Saçlarımı okşayan parmaklarıyla uyandığını fark ettim. Gözlerini araladı, bana baktı.
“Günaydın, Yeşilim…” dedi kısık sesiyle.
“Günaydın,” dedim fısıltıyla, yüzümde istemsiz bir tebessümle.
“İyi uyudun mu?”
“Evet, çok güzel uyumuşum.”
Muzip bir gülümsemeyle, “Bunda benim de katkım olduğunu düşünmek istiyorum,” deyince utanıp yüzümü ellerimle kapattım.
Ellerimin arkasını öpüp ellerimi yüzümden çekti.
“Güzelim, benden utanmıyorsun değil mi?”
“Poyraz, bunlar benim için çok farklı… O yüzden utanıyorum,” dedim yorganın altına saklanmaya çalışarak.
Poyraz gür bir kahkaha attı. “Bu utangaçlığın bile o kadar baştan çıkarıcı ve seksisin ki, şu an aklımdan farklı düşünceler geçmeye başladı.”
Dehşetle kafamı yorgandan çıkarıp yüzüne baktım. Ciddi olup olmadığını anlamak istiyordum ama bakışları çoktan koyulaşmıştı.
“Poyraz, bence hemen yataktan kalkmalıyız. Sen odana gidip hazırlan, ben de duş alıp aşağıya ineyim,” dedim telaşla.

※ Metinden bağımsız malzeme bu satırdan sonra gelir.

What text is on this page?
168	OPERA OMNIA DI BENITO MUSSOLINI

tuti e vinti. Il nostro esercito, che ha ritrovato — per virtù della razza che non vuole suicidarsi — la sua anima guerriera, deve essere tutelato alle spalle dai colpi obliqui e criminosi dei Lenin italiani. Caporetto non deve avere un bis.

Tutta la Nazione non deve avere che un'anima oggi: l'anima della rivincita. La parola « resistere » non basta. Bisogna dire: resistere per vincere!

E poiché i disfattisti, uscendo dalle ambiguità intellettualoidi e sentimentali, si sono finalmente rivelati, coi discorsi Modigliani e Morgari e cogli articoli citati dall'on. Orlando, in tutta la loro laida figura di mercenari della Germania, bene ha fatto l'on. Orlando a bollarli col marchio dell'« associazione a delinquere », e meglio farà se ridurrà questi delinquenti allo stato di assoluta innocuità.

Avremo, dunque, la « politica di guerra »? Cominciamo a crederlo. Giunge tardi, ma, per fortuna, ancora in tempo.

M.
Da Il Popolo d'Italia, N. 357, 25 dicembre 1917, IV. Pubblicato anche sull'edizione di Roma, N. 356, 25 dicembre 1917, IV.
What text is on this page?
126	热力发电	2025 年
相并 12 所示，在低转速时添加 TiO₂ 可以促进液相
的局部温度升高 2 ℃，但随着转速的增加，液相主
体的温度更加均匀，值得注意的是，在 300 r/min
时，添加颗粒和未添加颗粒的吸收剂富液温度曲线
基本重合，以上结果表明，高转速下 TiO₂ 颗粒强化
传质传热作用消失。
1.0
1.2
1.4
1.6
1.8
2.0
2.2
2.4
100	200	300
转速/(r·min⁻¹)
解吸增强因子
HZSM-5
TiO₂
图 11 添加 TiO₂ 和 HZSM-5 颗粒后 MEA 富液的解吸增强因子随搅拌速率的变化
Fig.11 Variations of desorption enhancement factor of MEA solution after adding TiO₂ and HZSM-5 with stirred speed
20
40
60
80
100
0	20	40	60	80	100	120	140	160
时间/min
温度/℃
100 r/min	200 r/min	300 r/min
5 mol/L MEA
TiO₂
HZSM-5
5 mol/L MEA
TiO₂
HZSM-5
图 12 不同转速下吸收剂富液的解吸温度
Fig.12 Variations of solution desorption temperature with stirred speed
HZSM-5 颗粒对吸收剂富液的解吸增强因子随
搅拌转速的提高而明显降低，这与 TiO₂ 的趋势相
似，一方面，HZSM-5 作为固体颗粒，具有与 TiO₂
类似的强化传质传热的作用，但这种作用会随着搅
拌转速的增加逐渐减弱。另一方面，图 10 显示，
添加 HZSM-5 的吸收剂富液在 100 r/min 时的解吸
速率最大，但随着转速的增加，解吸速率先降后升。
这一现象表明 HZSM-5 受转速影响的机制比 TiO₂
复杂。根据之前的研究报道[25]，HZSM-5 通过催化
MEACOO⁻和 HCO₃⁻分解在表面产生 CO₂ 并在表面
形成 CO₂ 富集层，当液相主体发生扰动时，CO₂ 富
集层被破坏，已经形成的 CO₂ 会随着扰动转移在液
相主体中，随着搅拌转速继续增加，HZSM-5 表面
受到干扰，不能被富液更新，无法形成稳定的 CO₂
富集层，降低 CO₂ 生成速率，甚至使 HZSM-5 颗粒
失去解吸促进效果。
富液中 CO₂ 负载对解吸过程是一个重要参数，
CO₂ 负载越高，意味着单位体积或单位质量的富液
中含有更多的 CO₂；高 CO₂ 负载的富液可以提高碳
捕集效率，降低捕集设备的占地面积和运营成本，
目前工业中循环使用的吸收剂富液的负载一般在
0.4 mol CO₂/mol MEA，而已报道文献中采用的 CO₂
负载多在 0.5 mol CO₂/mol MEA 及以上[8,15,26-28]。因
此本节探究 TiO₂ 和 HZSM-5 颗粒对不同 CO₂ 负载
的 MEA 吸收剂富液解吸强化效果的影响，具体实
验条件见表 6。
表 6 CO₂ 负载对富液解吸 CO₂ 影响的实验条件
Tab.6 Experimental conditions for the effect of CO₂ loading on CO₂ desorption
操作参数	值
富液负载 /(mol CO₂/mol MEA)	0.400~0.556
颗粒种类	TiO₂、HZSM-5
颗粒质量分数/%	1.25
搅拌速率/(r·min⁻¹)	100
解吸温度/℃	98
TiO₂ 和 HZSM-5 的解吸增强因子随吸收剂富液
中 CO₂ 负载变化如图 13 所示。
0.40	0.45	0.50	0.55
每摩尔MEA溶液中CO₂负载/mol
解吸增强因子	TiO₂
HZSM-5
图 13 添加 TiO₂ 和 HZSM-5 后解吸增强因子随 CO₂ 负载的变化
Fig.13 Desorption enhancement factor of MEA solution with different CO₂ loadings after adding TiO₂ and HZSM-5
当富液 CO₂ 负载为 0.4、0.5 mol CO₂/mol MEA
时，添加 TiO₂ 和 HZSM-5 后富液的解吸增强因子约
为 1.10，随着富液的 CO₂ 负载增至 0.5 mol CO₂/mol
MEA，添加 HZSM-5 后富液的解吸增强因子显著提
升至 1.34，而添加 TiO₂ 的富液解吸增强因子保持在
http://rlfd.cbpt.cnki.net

“Ne yani, beni kovuyor musun?”
“Poyraz…” dedim nazlı bir sesle.
“Söyle, Poyraz’ın canı, Poyraz’ın güzeli, Poyraz’ın yeşili… söyle.”
“Seni seviyorum,” dedim.
“Ben de seni seviyorum, güzelim. Ama beni böyle kandırıp odama gönderemezsin. Ben seninle duş almak istiyorum,” dedi.
Gözlerimi kocaman açıp rengârenk kesildim.
“Poyraz, utanıyorum,” dedim fısıldayarak.
Önce dudaklarımdan, sonra alnımdan öptü.
“Tamam, duşu başka zaman sen hazır olduğunda alırız. Ama benden utanma, çekinme. Her şeyin olmak istiyorum Naz. Seninle her şeyi kuralsız yaşamak istiyorum. Sen benimsin, benimde senin olduğum gibi…” deyip yataktan çıktı.
“Çabuk ol güzelim, beni çok bekletme,” diyerek göz kırptı ve gitti.
Bu adamın her hareketi beni deli ediyordu. Çok kısa bir süre daha yatakta onu düşündüm.Kalkıp duşa doğru giderken telefonuma gelen bildirim sesiyle döndüm. Ekranda Poyraz’ın adı yazıyordu. Mesajını okuyunca yüzümde tatlı bir tebessüm oluştu:
“Bugün seninle tekrar el ele Paris sokaklarında dolaşmak istiyorum. Sokak müzisyenlerini dinleyelim, köprülerden geçelim, kahveler içelim… Belki Seine Nehri’nde bu defa baş başa bir tekne turu. Bu günü seninle dolu dolu geçirmek istiyorum; Paris’in büyülü atmosferinde bize ait, özel bir gün daha…”
Ben de yazdım:
“Olur. Seninle sıradan bir günü bile yaşasam, bana en büyük hediye olur.”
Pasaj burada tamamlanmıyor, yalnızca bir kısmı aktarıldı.